JEFFREY BROWN: You felt you belonged with them?
SONNY ROLLINS: Yes.
But I was still in awe of them.
And it was -- I mean, I didn't feel I was equal to them.
I'm not saying that.
But I felt that -- especially they accepted me.
But I felt that I was where I was supposed to be at.
So it was quite a wonderful experience in a way.
JEFFREY BROWN: One of the things that people have long admired you for is the ability to -- I always hear this phrase find fresh musical ideas.
SONNY ROLLINS: Wow.
Well, jazz, as you know, is an endless source of ideas, because you can use anything.
You can play operatic arias.
You can incorporate them into jazz.
You can play gypsy music and incorporate it into jazz.
You can European classical and you can incorporate it into jazz.
You can use anything and jazz it up, as they used to say.
JEFFREY BROWN: And where does the improvisation come in?
SONNY ROLLINS: Well, Jeffrey, improvisation is something which is highly misunderstood these days.

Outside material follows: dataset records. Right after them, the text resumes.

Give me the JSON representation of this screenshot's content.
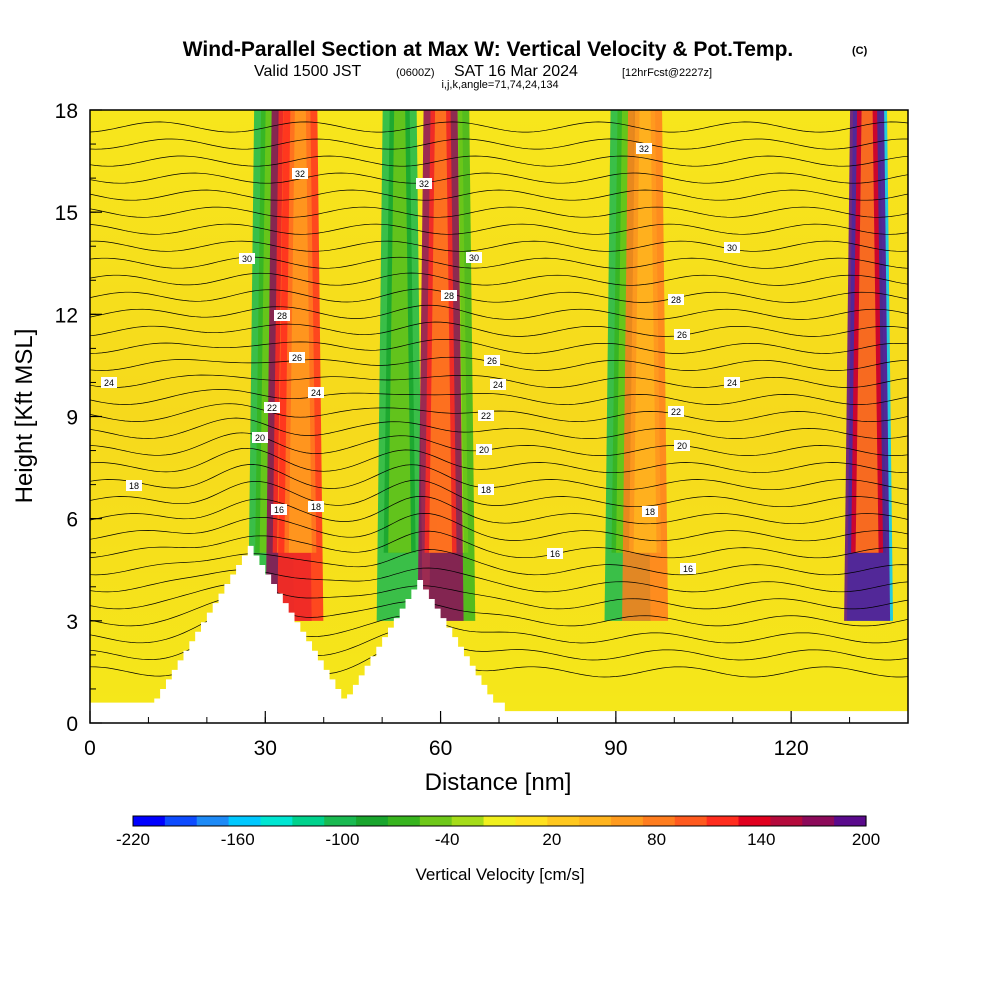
{
  "header": {
    "title": "Wind-Parallel Section at Max W: Vertical Velocity & Pot.Temp.",
    "copyright": "(C)",
    "valid_prefix": "Valid 1500 JST",
    "valid_utc": "(0600Z)",
    "valid_date": "SAT 16 Mar 2024",
    "forecast": "[12hrFcst@2227z]",
    "indices": "i,j,k,angle=71,74,24,134"
  },
  "chart_data": {
    "type": "heatmap",
    "title": "Wind-Parallel Section at Max W: Vertical Velocity & Pot.Temp.",
    "xlabel": "Distance [nm]",
    "ylabel": "Height [Kft MSL]",
    "xlim": [
      0,
      140
    ],
    "ylim": [
      0,
      18
    ],
    "x_ticks": [
      "0",
      "30",
      "60",
      "90",
      "120"
    ],
    "y_ticks": [
      "0",
      "3",
      "6",
      "9",
      "12",
      "15",
      "18"
    ],
    "colorbar": {
      "label": "Vertical Velocity [cm/s]",
      "range": [
        -220,
        200
      ],
      "tick_labels": [
        "-220",
        "-160",
        "-100",
        "-40",
        "20",
        "80",
        "140",
        "200"
      ],
      "colors": [
        "#0000ff",
        "#0d4bff",
        "#1d8af6",
        "#00c8ff",
        "#00e6d2",
        "#00d28c",
        "#19b950",
        "#19a52d",
        "#37b41e",
        "#6ec819",
        "#a5dc19",
        "#f0f01e",
        "#ffe11e",
        "#ffc81e",
        "#ffb41e",
        "#ff9b1e",
        "#ff7d1e",
        "#ff5a1e",
        "#ff2d1e",
        "#e1001e",
        "#b40a3c",
        "#8c0a5a",
        "#5a0a8c"
      ]
    },
    "theta_contour_labels": [
      "16",
      "18",
      "20",
      "22",
      "24",
      "26",
      "28",
      "30",
      "32"
    ],
    "updraft_columns": [
      {
        "x": 34,
        "w": 170
      },
      {
        "x": 60,
        "w": 180
      },
      {
        "x": 36,
        "w": 120
      },
      {
        "x": 95,
        "w": 90
      },
      {
        "x": 133,
        "w": 200
      }
    ],
    "downdraft_columns": [
      {
        "x": 31,
        "w": -100
      },
      {
        "x": 53,
        "w": -110
      },
      {
        "x": 62,
        "w": -60
      },
      {
        "x": 92,
        "w": -100
      },
      {
        "x": 133.5,
        "w": -160
      }
    ],
    "terrain_peaks": [
      {
        "x": 27,
        "height": 5.2
      },
      {
        "x": 56,
        "height": 4.2
      }
    ]
  }
}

Improvisation -- I think my friend Branford Marsalis, saxophonist, he explained it very good.
Improvisation is really not so much remembering things.
And this is what I do when I play.
I forget things.
When I go on the stage, I want my mind to be a blank, so that I can -- things can come into me without my knowing where they came from.
JEFFREY BROWN: So are you surprised by what comes out?
SONNY ROLLINS: Sometimes, I'm surprised by what comes out, yes.
JEFFREY BROWN: At several key points in his career, Rollins simply stopped performing and recording.
Most famously, he spent one of what he called his sabbaticals practicing on the Williamsburg Bridge in New York.
He later released an album titled "The Bridge."
SONNY ROLLINS: Jeffrey, I think the biggest thing that -- in my life that I can be proud of, my epitaph is that I knew inside how I was doing, whether I was playing great or whether I wasn't playing great.
And I shut out the people that were telling me, oh, Sonny, don't go away.
You will lose your audience.
And so, I said, no, I want to practice.
I want to get better.
So, I feel that I have an obligation to jazz and also to myself to play as good as I can play.
I haven't reached that point yet.
JEFFREY BROWN: When we spoke in 2011, Rollins had outlived many of his renowned contemporaries, including Miles Davis, John Coltrane, and Thelonious Monk, by decades.
You're one of the last ones left from that great time, right?
SONNY ROLLINS: Well... JEFFREY BROWN: You must be aware of that.
Does it weigh on you?
SONNY ROLLINS: Well, it does.
All my friends are gone, Miles, Coltrane, Monk.
I mean, in a sense, they're gone, but not really.
I'm the last guy.
But, in a way, I'm not, because, when I'm gone, the music -- my music is going to be here.
So we're all still here.
We're all still here.
JEFFREY BROWN: Sonny Rollins was 95 years old.
For the "PBS News Hour," I'm Jeffrey Brown.
AMNA NAWAZ: And that's the "News Hour" for tonight.
I'm Amna Nawaz.
GEOFF BENNETT: And I'm Geoff Bennett.
Thanks for joining us, and have a good evening.